First of all, I want to say thank you so much to all of you who have stuck with me through this past year. Thank you for caring what I think about what I read. Thank you for sharing my posts with your friends. Thank you for being here!

Second, this is a huge achievement for me. I have tried in the past to keep blogs and write consistently but it always fails. Some of these include random personal blogs, music blogs, and more. I guess it makes sense that a book review blog would be the one I stick with, but it just astounds me since this past year was the hardest of my life. Yet I still was able to keep up with reading and reviewing.

Lastly, I wanted to share a few fun statistics! The most viewed review was Redemption Ark by Alastair Reynolds at 256 views. The least viewed review was Harry Potter and the Deathly Hallows by J.K. Rowling at 21 views. (This made me a bit sad as my favorite reviews were all of my Harry Potter reviews). My facebook page has 63 likes, which makes sense since I get an average of 50-60 views per review. Overall, I have reviewed 31 books on this blog.

I intend to keep reading and reviewing as much as possible! This year I want to involve my readers more and hopefully see more engagement and sharing. If you have suggestions or requests for things you would like to see, please comment below! And if you have ever enjoyed any of my reviews, please share my blog with others, I would appreciate it so much.

 Look for my review of 1984 by George Orwell next Friday and have a lovely evening!!

Friday, March 10, 2017

A Certain Age by Beatriz Williams **Spoiler Alert**

Snapshot of one of my afternoons this week.
This book was one of two gifted to me for my twenty-third birthday this year. I had not heard of it before but was eager to dive in since A Certain Age is set in the 1920s, one of my favorite time periods. I had also not heard of Beatriz Williams, although after reading this book I am looking forward to reading her other novels. Thus, I went into this book knowing very little about it which is what made it such a delight to read. And I did read it very quickly.

A Certain Age begins as a story about love and adultery but turns into a story about secrets and murder. The easy way with which it picks up the pace was admirable. I loved that one minute I was engrossed in the love affair between Theresa and Octavian, and the next minute I was dying to know all of the details of the murder of Mrs. Faninal. The novel reminded me very much of The Great Gatsby for this reason, although TGG starts out with a touch of mystery.

There were other similarities as well between A Certain Age and The Great Gatsby such as the tension between old and new money and the struggles of love in that type of society. Both of these novels ended with gunshots as well. Although the end of A Certain Age was less of a relief because I was left heartbroken for Theresa and her baby, which Octavian never finds out about. At least at the end of TGG I know that Gatsby is out of his misery.

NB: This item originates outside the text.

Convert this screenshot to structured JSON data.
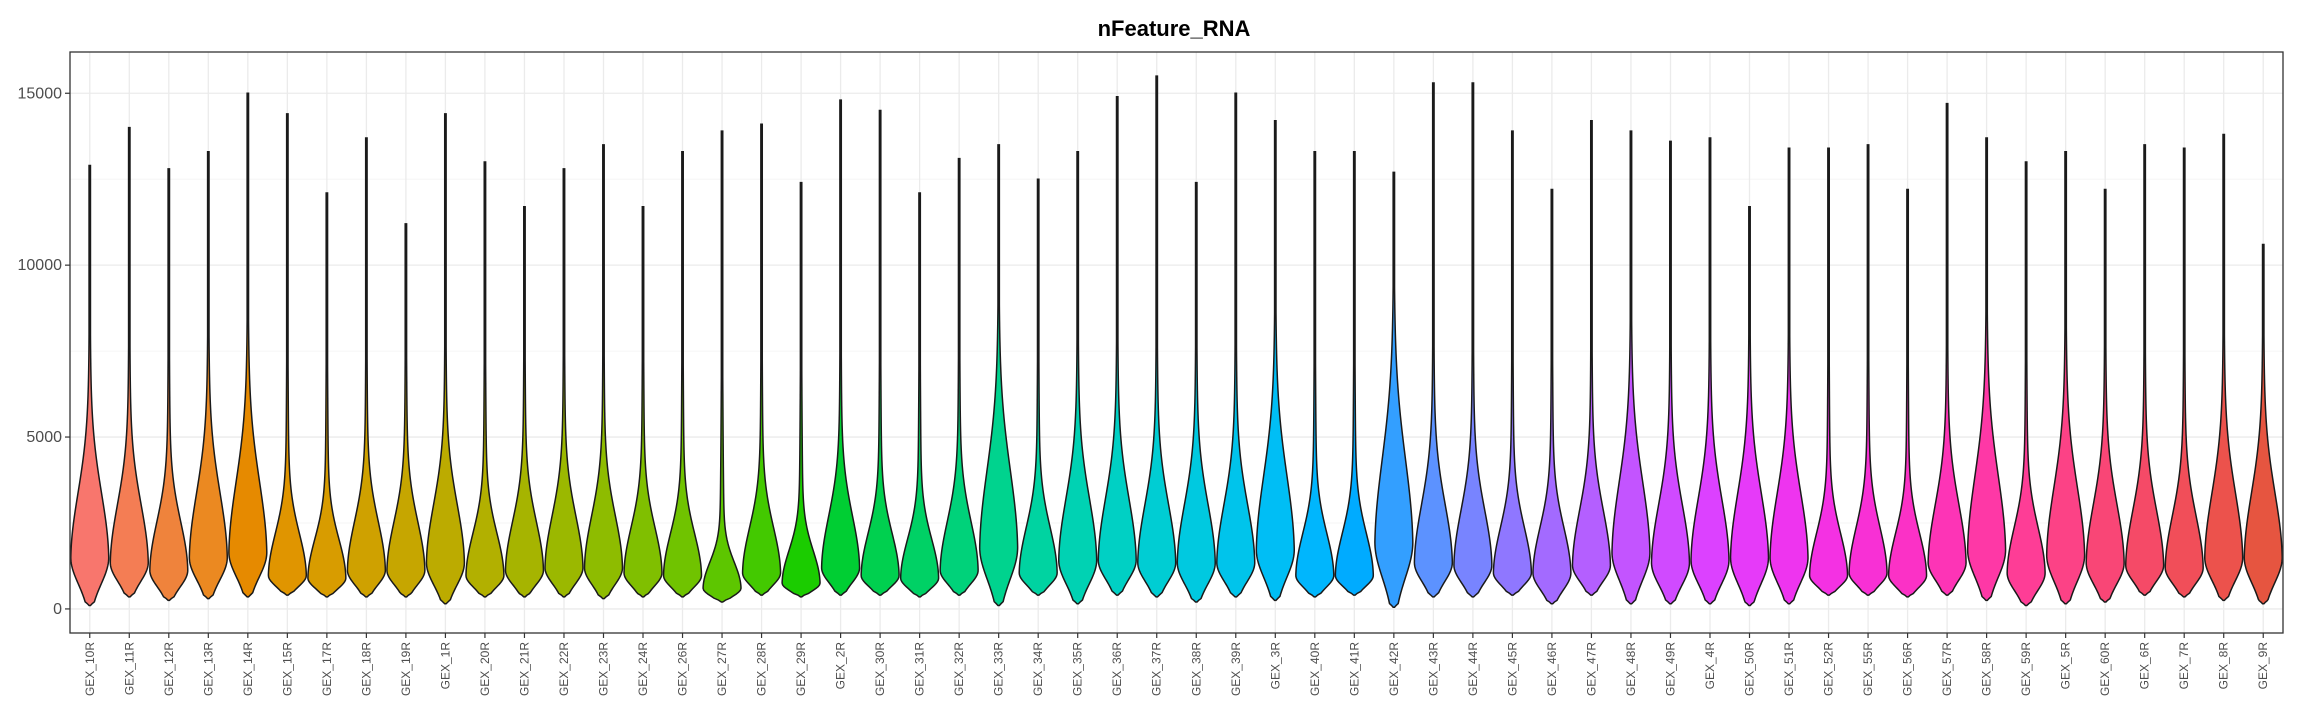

I deeply appreciated that the author did not tie up the ending and left much to be thought about and considered. It proved to me just how much I cared about Theresa and what happened to her in the end. I never cared much about Sophie and I think part of it had to do with the fact that Sophie's sections are told in third person, whereas Theresa's sections are told in first person. The book just felt more about Theresa overall.

In conclusion, I enjoyed A Certain Age. I am not sure if it is a book I will reread, but it is one I know I will think about often. It was a nice book to have with me through this past week and I was constantly waiting to get back to the story when I was away from it. I would recommend this book, especially if you love mystery or the 1920s or love affairs or all of the above.